They travelled northward up into the lands of Montana. The seasons slipped past them. They crossed over the Rockies and down past the Big Horn. They rode wide of the villages of the Indians. And not Crow or Blackfoot or Cheyenne or Arapaho did they kill in that time.
But by then time itself was vanished for them. They existed outside of any history and knew only their horses and the land. They did not know of wars and treaties and treaties broken. They did not know how the maps of that country were being redrawn even as they rode over the land. They did not know that in Fort Laramie they themselves were reported murdered by Indians, that their relatives had been informed, and that another troop had set off likewise to find the best rail route west. Brown’s men rode on. No maps and charts and graphs were drawn anymore. The relentless immensity of the land itself made weary the vision of the railroad, and at times they forgot what it was they were seeking. Days and weeks could pass then without mention of it. In three years Tom Foley had written three letters to Dr. Brown about his son. But only the first of these had reached other hands. The other two Tom had given to traders, and these had never been seen again.

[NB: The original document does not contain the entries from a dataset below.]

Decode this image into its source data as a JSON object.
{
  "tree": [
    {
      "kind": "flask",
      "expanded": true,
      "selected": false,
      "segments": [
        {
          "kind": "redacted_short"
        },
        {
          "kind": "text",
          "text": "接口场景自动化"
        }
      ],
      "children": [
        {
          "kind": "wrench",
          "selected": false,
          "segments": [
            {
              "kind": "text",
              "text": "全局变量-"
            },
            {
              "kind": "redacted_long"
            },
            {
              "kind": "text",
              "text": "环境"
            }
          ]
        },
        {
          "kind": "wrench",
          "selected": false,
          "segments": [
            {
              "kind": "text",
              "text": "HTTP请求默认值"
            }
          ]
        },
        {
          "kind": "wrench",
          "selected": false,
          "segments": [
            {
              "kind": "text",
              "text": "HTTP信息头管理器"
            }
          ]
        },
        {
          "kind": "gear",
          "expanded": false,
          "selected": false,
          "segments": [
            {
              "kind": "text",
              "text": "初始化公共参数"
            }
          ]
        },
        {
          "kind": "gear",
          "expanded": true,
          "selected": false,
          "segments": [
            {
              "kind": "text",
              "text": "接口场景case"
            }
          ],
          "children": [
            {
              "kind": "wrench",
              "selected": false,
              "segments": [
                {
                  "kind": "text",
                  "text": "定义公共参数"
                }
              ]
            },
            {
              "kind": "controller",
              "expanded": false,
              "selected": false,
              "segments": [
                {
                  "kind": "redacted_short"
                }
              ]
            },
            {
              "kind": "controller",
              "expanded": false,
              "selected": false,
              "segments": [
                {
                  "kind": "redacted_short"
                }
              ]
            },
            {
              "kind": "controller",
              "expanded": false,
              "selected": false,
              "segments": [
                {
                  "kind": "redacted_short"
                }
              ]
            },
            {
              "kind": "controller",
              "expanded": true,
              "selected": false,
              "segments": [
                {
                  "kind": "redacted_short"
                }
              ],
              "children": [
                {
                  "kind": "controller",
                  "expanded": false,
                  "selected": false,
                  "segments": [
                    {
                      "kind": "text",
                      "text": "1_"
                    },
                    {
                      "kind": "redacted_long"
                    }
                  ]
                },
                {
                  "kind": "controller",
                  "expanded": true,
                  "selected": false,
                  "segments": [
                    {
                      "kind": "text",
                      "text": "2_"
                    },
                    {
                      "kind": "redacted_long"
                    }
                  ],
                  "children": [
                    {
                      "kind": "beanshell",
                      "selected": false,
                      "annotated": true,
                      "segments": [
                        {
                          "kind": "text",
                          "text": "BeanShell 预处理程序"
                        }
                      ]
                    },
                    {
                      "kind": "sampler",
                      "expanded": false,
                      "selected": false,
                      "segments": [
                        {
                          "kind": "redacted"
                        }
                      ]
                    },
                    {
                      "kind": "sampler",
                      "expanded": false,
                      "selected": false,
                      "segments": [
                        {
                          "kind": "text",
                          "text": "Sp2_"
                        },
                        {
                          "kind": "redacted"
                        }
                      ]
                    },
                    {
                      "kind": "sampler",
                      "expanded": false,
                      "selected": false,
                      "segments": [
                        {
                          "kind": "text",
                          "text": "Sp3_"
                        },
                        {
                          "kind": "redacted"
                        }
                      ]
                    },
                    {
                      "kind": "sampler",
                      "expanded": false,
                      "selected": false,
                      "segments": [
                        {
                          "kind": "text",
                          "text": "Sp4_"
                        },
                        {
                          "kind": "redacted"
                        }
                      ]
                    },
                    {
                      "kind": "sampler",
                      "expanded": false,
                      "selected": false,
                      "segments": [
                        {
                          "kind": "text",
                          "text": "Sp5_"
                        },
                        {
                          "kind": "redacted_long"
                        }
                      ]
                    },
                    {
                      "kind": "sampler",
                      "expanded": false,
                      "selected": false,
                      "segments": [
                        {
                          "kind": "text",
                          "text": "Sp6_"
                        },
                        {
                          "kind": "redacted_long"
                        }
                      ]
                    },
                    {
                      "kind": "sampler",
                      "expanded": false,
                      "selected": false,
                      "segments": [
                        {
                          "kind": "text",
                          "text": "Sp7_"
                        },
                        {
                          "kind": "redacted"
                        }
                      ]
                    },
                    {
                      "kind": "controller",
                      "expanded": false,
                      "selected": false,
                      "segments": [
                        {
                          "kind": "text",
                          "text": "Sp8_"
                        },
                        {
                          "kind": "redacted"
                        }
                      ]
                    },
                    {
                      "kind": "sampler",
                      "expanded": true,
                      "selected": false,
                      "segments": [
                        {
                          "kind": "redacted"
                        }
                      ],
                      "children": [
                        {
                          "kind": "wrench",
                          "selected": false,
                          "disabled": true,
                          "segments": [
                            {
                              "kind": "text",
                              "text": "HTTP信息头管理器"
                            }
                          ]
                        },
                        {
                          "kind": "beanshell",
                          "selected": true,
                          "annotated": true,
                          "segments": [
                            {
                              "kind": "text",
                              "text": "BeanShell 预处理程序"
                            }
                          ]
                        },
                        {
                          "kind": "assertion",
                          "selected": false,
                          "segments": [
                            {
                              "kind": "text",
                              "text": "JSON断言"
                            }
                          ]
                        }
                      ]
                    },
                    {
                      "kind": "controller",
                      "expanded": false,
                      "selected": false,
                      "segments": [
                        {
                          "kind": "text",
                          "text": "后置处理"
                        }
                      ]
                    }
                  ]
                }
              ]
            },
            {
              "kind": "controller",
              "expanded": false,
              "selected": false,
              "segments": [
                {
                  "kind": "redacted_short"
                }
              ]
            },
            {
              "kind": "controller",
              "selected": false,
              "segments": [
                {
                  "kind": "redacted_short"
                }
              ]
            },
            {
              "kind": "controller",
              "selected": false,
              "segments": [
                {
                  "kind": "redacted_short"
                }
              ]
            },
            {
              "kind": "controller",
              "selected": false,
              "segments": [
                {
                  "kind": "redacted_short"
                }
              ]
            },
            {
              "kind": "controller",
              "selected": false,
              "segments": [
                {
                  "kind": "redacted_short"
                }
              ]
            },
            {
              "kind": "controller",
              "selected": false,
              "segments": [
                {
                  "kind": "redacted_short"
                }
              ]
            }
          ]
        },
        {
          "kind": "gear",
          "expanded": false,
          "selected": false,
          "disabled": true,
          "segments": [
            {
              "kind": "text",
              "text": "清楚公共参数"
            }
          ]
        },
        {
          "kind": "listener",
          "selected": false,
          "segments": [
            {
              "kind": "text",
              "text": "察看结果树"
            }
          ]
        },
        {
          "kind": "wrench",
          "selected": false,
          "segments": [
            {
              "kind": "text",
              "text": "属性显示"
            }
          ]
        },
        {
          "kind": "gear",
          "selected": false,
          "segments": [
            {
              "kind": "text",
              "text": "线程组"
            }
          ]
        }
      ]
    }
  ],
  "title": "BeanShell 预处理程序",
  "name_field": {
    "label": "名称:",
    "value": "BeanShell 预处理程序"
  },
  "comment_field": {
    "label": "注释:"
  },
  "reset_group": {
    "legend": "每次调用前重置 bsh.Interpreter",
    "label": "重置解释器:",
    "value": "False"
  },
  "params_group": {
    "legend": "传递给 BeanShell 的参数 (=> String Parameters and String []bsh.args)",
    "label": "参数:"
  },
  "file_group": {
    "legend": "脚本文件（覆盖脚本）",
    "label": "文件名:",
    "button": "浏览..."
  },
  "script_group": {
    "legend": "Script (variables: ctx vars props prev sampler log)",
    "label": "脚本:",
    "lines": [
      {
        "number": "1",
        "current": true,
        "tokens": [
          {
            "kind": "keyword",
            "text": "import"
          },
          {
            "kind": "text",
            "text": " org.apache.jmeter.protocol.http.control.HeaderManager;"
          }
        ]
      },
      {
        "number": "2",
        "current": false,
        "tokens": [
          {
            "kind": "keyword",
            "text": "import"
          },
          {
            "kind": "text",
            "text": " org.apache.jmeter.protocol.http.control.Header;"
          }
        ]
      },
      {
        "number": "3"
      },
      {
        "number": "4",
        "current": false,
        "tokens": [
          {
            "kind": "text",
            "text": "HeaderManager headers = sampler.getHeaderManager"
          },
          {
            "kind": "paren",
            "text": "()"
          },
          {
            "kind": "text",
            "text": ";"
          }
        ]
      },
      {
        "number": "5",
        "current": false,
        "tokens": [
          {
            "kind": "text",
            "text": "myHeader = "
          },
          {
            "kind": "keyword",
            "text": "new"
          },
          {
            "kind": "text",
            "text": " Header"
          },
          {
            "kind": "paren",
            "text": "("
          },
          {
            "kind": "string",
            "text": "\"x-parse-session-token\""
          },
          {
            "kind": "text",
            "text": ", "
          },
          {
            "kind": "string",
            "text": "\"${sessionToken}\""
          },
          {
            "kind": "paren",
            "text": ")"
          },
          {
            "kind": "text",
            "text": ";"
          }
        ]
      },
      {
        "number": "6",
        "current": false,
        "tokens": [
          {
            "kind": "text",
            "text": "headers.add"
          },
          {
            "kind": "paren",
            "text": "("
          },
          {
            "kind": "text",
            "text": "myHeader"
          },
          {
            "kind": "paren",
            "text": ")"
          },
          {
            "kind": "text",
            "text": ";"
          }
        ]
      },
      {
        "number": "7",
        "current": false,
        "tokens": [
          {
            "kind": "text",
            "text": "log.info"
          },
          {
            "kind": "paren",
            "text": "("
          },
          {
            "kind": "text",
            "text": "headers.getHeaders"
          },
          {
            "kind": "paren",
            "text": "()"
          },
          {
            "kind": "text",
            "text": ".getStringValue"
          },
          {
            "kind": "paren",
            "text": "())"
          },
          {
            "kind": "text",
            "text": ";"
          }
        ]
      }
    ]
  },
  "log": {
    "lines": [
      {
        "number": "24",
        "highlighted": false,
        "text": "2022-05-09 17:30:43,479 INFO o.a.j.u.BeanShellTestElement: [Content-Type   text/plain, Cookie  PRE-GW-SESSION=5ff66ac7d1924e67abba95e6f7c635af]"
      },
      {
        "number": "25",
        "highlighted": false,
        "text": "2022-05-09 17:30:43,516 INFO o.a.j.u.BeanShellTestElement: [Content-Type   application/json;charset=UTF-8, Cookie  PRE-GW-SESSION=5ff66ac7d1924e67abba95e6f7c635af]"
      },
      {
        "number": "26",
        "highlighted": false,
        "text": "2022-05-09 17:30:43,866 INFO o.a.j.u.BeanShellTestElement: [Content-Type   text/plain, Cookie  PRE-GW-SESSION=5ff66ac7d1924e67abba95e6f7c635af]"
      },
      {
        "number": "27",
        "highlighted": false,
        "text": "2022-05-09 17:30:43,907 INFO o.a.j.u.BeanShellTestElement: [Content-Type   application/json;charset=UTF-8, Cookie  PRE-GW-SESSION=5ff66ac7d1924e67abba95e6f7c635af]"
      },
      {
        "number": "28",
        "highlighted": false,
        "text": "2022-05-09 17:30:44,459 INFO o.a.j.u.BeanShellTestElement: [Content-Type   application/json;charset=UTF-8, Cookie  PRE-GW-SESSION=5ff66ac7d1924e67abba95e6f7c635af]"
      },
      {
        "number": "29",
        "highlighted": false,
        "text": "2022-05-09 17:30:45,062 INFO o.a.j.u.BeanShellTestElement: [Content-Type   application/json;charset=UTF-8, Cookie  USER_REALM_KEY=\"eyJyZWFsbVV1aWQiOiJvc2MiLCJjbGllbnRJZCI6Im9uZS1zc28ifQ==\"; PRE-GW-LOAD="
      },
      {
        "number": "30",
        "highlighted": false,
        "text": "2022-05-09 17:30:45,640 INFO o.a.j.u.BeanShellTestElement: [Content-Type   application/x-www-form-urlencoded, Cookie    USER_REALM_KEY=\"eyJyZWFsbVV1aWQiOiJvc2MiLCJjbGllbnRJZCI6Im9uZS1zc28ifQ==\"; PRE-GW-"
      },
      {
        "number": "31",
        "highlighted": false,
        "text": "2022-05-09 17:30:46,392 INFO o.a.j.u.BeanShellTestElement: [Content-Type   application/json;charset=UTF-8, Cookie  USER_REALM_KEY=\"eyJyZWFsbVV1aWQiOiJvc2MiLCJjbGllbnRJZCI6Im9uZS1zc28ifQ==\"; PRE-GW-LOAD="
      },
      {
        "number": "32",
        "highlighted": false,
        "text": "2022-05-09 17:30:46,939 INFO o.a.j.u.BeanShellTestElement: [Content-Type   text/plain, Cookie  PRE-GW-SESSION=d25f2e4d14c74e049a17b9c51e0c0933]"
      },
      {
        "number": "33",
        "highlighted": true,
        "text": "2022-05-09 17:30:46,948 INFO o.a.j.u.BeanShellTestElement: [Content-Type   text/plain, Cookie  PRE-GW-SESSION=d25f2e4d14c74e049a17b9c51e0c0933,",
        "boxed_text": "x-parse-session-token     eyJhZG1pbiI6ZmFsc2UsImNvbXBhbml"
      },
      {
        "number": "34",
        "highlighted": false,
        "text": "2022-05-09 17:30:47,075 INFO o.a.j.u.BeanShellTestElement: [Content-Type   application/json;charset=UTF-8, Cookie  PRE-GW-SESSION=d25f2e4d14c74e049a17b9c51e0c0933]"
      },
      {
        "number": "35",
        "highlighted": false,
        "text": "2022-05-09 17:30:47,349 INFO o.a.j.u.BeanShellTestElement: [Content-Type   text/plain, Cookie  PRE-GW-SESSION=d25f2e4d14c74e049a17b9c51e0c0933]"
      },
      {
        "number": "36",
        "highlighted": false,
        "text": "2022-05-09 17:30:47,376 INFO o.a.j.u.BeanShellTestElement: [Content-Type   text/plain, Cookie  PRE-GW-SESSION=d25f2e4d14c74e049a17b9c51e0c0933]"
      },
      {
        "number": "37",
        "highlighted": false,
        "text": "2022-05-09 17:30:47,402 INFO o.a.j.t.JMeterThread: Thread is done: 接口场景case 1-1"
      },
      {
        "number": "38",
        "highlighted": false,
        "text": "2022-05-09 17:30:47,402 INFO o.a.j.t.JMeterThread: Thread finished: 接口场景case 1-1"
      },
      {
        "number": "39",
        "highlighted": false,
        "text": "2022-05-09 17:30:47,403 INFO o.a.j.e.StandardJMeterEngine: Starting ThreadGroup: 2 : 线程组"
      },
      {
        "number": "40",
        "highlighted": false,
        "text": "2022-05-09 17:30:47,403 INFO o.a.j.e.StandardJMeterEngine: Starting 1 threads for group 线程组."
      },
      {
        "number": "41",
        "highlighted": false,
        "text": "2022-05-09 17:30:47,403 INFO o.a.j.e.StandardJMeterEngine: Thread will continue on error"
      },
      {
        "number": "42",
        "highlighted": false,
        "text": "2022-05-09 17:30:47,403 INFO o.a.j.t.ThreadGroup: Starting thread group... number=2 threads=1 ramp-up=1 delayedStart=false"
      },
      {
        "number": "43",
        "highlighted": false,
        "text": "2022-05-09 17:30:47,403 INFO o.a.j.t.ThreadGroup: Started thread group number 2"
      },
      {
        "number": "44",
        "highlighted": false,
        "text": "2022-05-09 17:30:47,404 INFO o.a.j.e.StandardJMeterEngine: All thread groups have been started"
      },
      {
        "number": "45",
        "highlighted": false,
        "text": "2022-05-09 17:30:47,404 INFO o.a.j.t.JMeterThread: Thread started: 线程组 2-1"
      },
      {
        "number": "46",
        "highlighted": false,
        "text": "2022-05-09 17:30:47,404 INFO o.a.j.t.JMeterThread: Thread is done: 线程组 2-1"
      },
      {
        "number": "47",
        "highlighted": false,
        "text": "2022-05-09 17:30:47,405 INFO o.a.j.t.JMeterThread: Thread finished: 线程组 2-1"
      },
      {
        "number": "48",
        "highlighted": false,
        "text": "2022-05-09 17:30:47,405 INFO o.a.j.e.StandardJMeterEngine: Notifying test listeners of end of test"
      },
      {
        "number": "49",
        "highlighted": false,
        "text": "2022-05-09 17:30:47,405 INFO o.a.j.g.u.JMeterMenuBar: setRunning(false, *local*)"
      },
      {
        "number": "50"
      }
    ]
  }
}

So it was. They rode in the mountains.
Then one day in the April of the year, they came down to a clear-running stream and dismounted and ducked their faces and shook the great hanks of their knife-cut beards and were in general ease when arrows landed in the chests of three of them. They fell forward on their faces. The arrows had made such small noise that at first the others did not understand. They looked along the stream at the fallen soldiers. Then arrows landed in the throats of two more of them and pierced them through. There were Indians on horseback in the stream. The water plashed and made broad, translucent arcs either side of the horses as they came, and such things seemed to be in slow motion or exist in fragments and shards where the mind’s perception shattered with shock and fear. Another arrow flew, the sound a whir. Then Cartwright fell back as he ran to his horse and rifle. Then the Indians were upon them. There were five or seven or maybe nine. Tom Foley could not be sure. He saw the one coming on a white pony with tomahawk waving and saw the triple scars across his chest. He saw the feathers in his hair. Then he jumped up at him and there was a moment and he was airborne and grappling the Indian about the midriff and the tomahawk was being raised to sink in his skull. Then the two of them were crashed in the stream and went below the surface of the water, and Tom’s hands found the neck of the other and closed upon it and drowned him there. Beneath the water he heard the sound of gunfire. When he stood again Brown was aiming his pistol and pulling the trigger time and again without a bullet firing. There was a long arrow in his thigh. Two of the Indians lay in the water. Another was running at him with knife drawn. Tom shouted out. He saw the Indian sink the knife in Philip Brown and was then upon him. He pulled him down as Brown fell back, and they tumbled onto the wet gravel of the riverbed and wrestled there. The Indian was younger and smaller than him and twisted and rolled like one demented. He broke free and stood and pranced on the ground, as might a dancer. He had no weapon. Tom Foley stood up and looked at him and they were so some little time, the Indian jostling in the space and ready to leap and the other still and braced and looking him in the eye. The moment held. There was the small noise of the stream and the groans of a man. The water ran red past them.
Then, the moment snapped, the Indian turned and ran and jumped onto the back of his pony and was gone.
Tom Foley stood there.
He watched where the other rode away. Then he walked past the fallen to Brown and knelt down and put his hand before that man’s mouth and then placed his ear on his chest. He was living still. Tom reached down then and took the shaft of the arrow low as he could and snapped it. Brown did not open his eyes. The blood from the knife wound pumped freely.
“Oh God,” Tom said. “Oh God in heaven.”
He went and took the shirt of one of the men and tore it lengthwise and came back and applied pressure to the wound with both his hands until the blood stopped coming between his fingers. Then he bound the wound as best he could and crossed down to his horse and brought up the canteen and poured the water over the lieutenant’s face.
Brown opened his eyes.
“You can’t die,” Tom Foley told him. “I promised your father.”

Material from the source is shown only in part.